Peyami Safa bundan yıllar önce yazmış Fatih-Harbiye romanını. Okunması gereken atlanmaması gereken bir roman. Aslına bakarsanız, Milli Mücadele ve hemen öncesine dair ve Atatürk’den, Menderes dönemine kadar yazılmış olan romanları saltık okumamız gerekiyor. Cilt cilt yazılmış siyasal bilgiler kitaplarından çok daha canlı bir iklimi, ülkenin bugüne dair kronolojisini ancak öyle öğrenebiliriz. Ne yazık ki Orhan Pamuk ve çevresindeki bir zümre –Orhan Pamuk’u önemsesem de- romanımızın bir kırılma noktasını oluşturur. Günümüz yaşantısının bireşimini. Orhan Pamuk’a verilen ödül de tam bu kırılmayı destekler. Oryantalist bakış tam da istediği yazarı bulmuştur. Dönemin, iklimin ruhundan uzak tezi belirsiz bir dünya görüşü.
Fatih, Harbiye böyle bir roman değildir. İstanbul’un en eski Müslüman mahallesi olan Fatih ve 1876’da başlayan yenileşme hareketlerinin, yeni zenginlerin ve Türkiye Cumhuriyeti’ne dair iklimin oluştuğu, Nişantaşı, Harbiye semtlerindeki belirsizlik, sapkınlıkların artık kentin dokusunu oluşturduğu bir yeni dünya görüşünden bahseder roman. Reşat Nuri Güntekin’de, Yakup Kadri Karaosmanoğlu’nda da görürüz, yıkıntıların içinden çıkmaya çalışan bir kültürü. Ancak aradan geçen yıllar sonucu bin dokuz yüz ellilere geldiğimizde, artık Harbiye, Nişantaşı’nın romanda anlatılan mide bulandırıcı yüzü, tüm kentlere dağılmaya başlamıştır. Fatih semtinin taşıdığı yılgın ruhla, artık kentlerimizde birer varsıl yaratma isteği, Nişantaşı’nın ahlaksız karaltıları her yere yayılmıştır. Fazla abartıyorum diye düşünebilirsiniz: öyle olmadığını romanı okumayanlar varsa göreceklerdir. Bir yanda Cumhuriyet’in kurucusu olan Atatürk, bu karmaşanın ayrımında olduğu için, biraz da bu tuhaf dünyadan kurtulmak için, yeni Türkiye’nin başkentini Ankara yapmıştır. Yeni bir varsıllık, İslam’ın çöküntüsünü unutmak, Avrupa’nın sosyapatlığını taşımamak.

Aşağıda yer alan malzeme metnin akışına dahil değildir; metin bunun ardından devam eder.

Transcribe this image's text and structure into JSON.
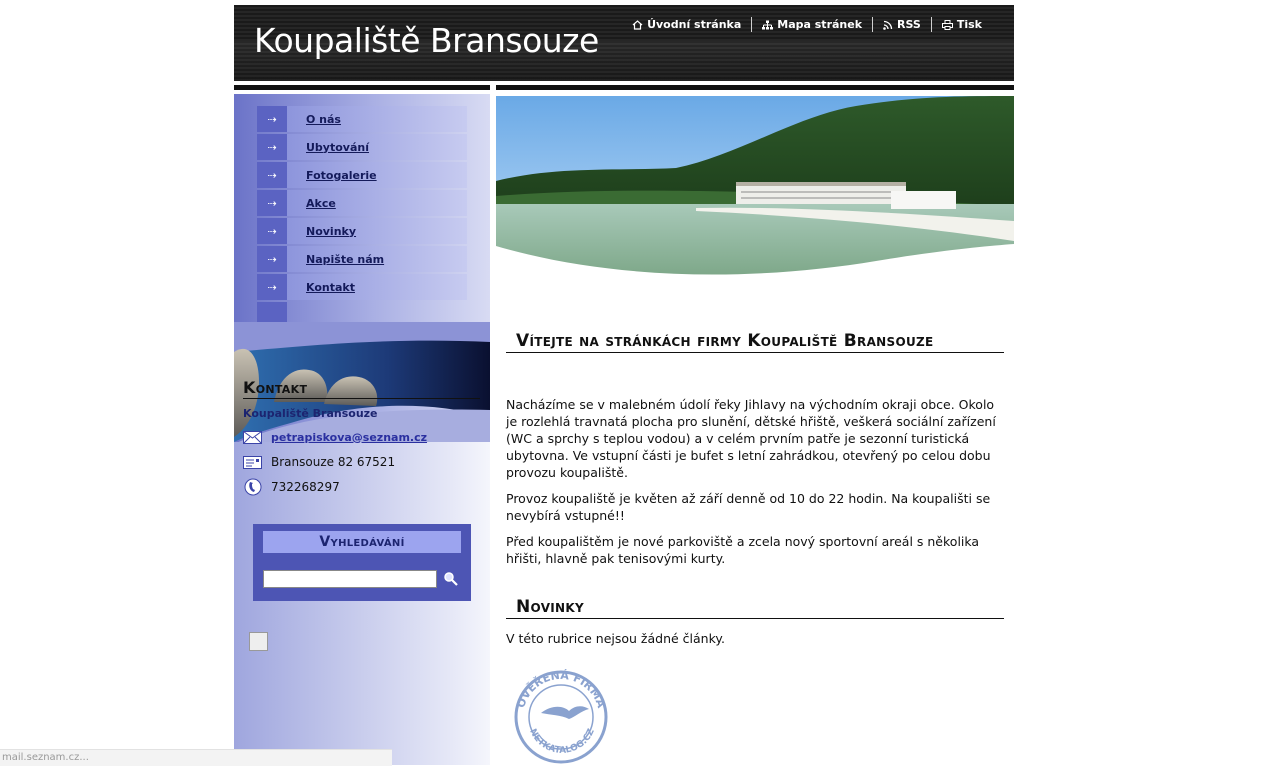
{
  "site": {
    "title": "Koupaliště Bransouze"
  },
  "top_nav": [
    {
      "label": "Úvodní stránka",
      "icon": "home-icon"
    },
    {
      "label": "Mapa stránek",
      "icon": "sitemap-icon"
    },
    {
      "label": "RSS",
      "icon": "rss-icon"
    },
    {
      "label": "Tisk",
      "icon": "print-icon"
    }
  ],
  "menu": [
    {
      "label": "O nás"
    },
    {
      "label": "Ubytování"
    },
    {
      "label": "Fotogalerie"
    },
    {
      "label": "Akce"
    },
    {
      "label": "Novinky"
    },
    {
      "label": "Napište nám"
    },
    {
      "label": "Kontakt"
    }
  ],
  "kontakt": {
    "title": "Kontakt",
    "company": "Koupaliště Bransouze",
    "email": "petrapiskova@seznam.cz",
    "address": "Bransouze 82 67521",
    "phone": "732268297"
  },
  "search": {
    "title": "Vyhledávání",
    "placeholder": ""
  },
  "content": {
    "welcome_title": "Vítejte na stránkách firmy Koupaliště Bransouze",
    "paragraphs": [
      "Nacházíme se v malebném údolí řeky Jihlavy na východním okraji obce.  Okolo je rozlehlá travnatá plocha pro slunění, dětské hřiště, veškerá sociální zařízení (WC a sprchy s teplou vodou) a v celém prvním patře je sezonní turistická ubytovna. Ve vstupní části je bufet s letní zahrádkou, otevřený po celou dobu provozu koupaliště.",
      "Provoz koupaliště je květen až září denně od 10 do 22 hodin. Na koupališti se nevybírá vstupné!!",
      "Před koupalištěm je nové parkoviště a zcela nový sportovní areál s několika hřišti, hlavně pak tenisovými kurty."
    ],
    "news_title": "Novinky",
    "news_empty": "V této rubrice nejsou žádné články."
  },
  "stamp": {
    "text_top": "OVĚŘENÁ FIRMA",
    "text_bottom": "NETKATALOG.CZ"
  },
  "status_bar": {
    "text": "mail.seznam.cz..."
  },
  "colors": {
    "header_bg": "#1a1a1a",
    "sidebar_accent": "#5b63c2",
    "link": "#2a2fa0",
    "search_bg": "#4d55b4"
  }
}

Günümüzde Merkez Bankasının İstanbul’a taşınması aklıma gelince, ne kadar tarihsel süreçten uzak olduğumuz aklıma geldi gene. İstanbul hâlâ eskinin birebir temsilcisidir, onun açıklamaları tarihi bilenler için korku, sancıdan ibarettir. İstanbul tarihtir, bu çelişkileri bünyesinde barındıran Fatih, Harbiye çelişkisidir. Ankara, bu çelişkilerin savuşturulduğu Türkiye Cumhuriyeti’dir. Ancak, ne yazık ki, tüm kentlerimizde bu devasa çelişki hızla yayılıyor. Hızla kentlerimiz çoktan değişti. Ne Cumhuriyet’i anladık, ne de eskil kültürümüzün kalıntılarını taşıyan romanda gezen Fatih semti insanını.